Sprawled on the lawn, curled up on the sofa, sitting on the steps in the piazza — they’re communing with a great author, or a funny author, or an author who’s telling them how to cook or knit or fix something in their life that’s broken. Some of them are reading poetry. Some of them are reading it on e-book devices.
There are millions of them, all scattered around. One book to a person, one person to a book.
Saturday, more than 120,000 of them are projected to be on one lawn, in one city, at one time: on the National Mall at the Library of Congress National Book Festival in Washington, D.C. It’ll happen from 10 a.m. to 5:30 p.m., rain or shine — free of charge.
More than 70 major authors will speak about their writing before happy crowds in pavilions dedicated to Fiction & Fantasy, History & Biography, Mysteries & Thrillers, Children, Teens & Children, and Poetry & Prose. The authors will also sign books for their fans.
Families can enjoy the literacy-promotion activities of the state and territorial Centers for the Book in the Pavilion of the States; kids can enjoy activities and presentations planned just for them in the “Let’s Read America” pavilions. The “Digital Bookmobile” will be there. The Library of Congress will showcase its Library of Congress Experience and social-networking activities, including this blog , its Flickr page and its Facebook page. The whole thing will be on Twitter (@librarycongress, hashtag #nbf). Also, our website for the book festival is a great place to plan for this feast, complete with fresh podcasts from more than a dozen of this year’s authors. There’s a Young Readers’ Toolkit there, too. And the day of the book festival, webcasts of many of the author presentations will be available on the festival website.
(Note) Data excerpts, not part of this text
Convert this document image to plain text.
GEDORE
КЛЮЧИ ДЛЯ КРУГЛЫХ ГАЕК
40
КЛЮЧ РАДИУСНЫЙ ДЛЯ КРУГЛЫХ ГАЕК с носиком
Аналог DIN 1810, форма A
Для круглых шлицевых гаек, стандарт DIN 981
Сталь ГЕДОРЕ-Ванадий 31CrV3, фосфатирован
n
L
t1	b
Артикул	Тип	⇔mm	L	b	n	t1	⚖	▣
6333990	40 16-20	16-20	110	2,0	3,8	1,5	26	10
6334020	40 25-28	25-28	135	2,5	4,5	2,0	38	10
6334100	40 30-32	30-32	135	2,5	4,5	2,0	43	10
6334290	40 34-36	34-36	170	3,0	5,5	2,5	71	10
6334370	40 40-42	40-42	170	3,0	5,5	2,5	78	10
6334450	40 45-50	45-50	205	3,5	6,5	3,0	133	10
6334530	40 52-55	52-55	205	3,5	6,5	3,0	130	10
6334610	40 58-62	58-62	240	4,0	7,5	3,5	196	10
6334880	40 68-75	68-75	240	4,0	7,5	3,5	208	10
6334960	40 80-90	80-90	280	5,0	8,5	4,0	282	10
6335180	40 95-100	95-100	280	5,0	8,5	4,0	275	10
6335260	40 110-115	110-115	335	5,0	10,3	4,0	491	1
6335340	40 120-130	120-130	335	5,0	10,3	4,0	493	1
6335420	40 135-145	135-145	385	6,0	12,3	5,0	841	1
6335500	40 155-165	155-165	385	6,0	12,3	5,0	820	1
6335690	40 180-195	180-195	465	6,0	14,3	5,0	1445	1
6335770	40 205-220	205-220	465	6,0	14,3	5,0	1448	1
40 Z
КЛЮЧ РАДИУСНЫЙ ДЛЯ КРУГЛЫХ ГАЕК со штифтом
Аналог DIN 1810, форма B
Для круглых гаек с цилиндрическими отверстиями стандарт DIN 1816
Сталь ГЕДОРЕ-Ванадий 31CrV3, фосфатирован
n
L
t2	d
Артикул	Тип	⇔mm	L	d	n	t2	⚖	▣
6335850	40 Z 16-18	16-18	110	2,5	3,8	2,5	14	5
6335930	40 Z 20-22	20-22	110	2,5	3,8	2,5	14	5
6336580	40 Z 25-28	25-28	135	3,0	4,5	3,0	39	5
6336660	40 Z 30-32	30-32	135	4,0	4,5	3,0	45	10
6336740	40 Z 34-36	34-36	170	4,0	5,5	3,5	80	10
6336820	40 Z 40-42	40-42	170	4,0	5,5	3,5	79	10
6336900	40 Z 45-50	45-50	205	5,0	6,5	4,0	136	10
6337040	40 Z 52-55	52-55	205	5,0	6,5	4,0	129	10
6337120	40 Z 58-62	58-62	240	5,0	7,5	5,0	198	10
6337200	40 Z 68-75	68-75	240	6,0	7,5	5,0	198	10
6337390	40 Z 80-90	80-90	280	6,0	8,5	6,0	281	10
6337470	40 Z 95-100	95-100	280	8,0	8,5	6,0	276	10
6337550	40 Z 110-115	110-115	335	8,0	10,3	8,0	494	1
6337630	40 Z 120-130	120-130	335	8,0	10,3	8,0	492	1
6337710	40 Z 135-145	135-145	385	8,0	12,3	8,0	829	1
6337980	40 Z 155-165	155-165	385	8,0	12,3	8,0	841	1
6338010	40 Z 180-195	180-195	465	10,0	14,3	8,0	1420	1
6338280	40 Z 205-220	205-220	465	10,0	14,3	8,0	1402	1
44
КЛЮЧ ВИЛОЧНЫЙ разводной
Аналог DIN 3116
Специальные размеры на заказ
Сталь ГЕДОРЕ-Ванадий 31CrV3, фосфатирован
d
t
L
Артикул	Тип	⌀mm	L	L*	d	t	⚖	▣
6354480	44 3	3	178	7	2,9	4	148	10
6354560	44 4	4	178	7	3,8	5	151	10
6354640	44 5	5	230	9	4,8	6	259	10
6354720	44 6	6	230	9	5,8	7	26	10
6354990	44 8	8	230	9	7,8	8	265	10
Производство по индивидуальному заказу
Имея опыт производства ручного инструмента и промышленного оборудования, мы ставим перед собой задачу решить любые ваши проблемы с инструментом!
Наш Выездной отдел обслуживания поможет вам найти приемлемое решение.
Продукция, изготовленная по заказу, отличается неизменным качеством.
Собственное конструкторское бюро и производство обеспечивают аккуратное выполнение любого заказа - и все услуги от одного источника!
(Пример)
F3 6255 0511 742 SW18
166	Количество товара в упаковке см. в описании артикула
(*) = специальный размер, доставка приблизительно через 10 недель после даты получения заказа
Here’s a tip — this “Lollapalooza” of the book world is going to open with a flourish. A team of young people’s authors, fronted by the irrepressible National Ambassador for Young People’s Literature Jon Scieszka, will launch the new read.gov website that promotes reading and literacy for all ages as the festival opens at 10 a.m., in the Children’s pavilion. You won’t have to be a kid to get a kick out of this one: The new site will premiere a serial story, with the first (completely zany) chapter to be read by Scieszka from the stage. It’s titled “The Exquisite Corpse Adventure,” and to find out what happens next — this story will unfold every two weeks for a year — you’ll have to go to read.gov.
But to find out what the coolest event is in Washington D.C. is on September 26, 2009, you’ll have to go to the National Mall between 7th and 14th streets. Wear comfortable shoes — and prepare to be swept away!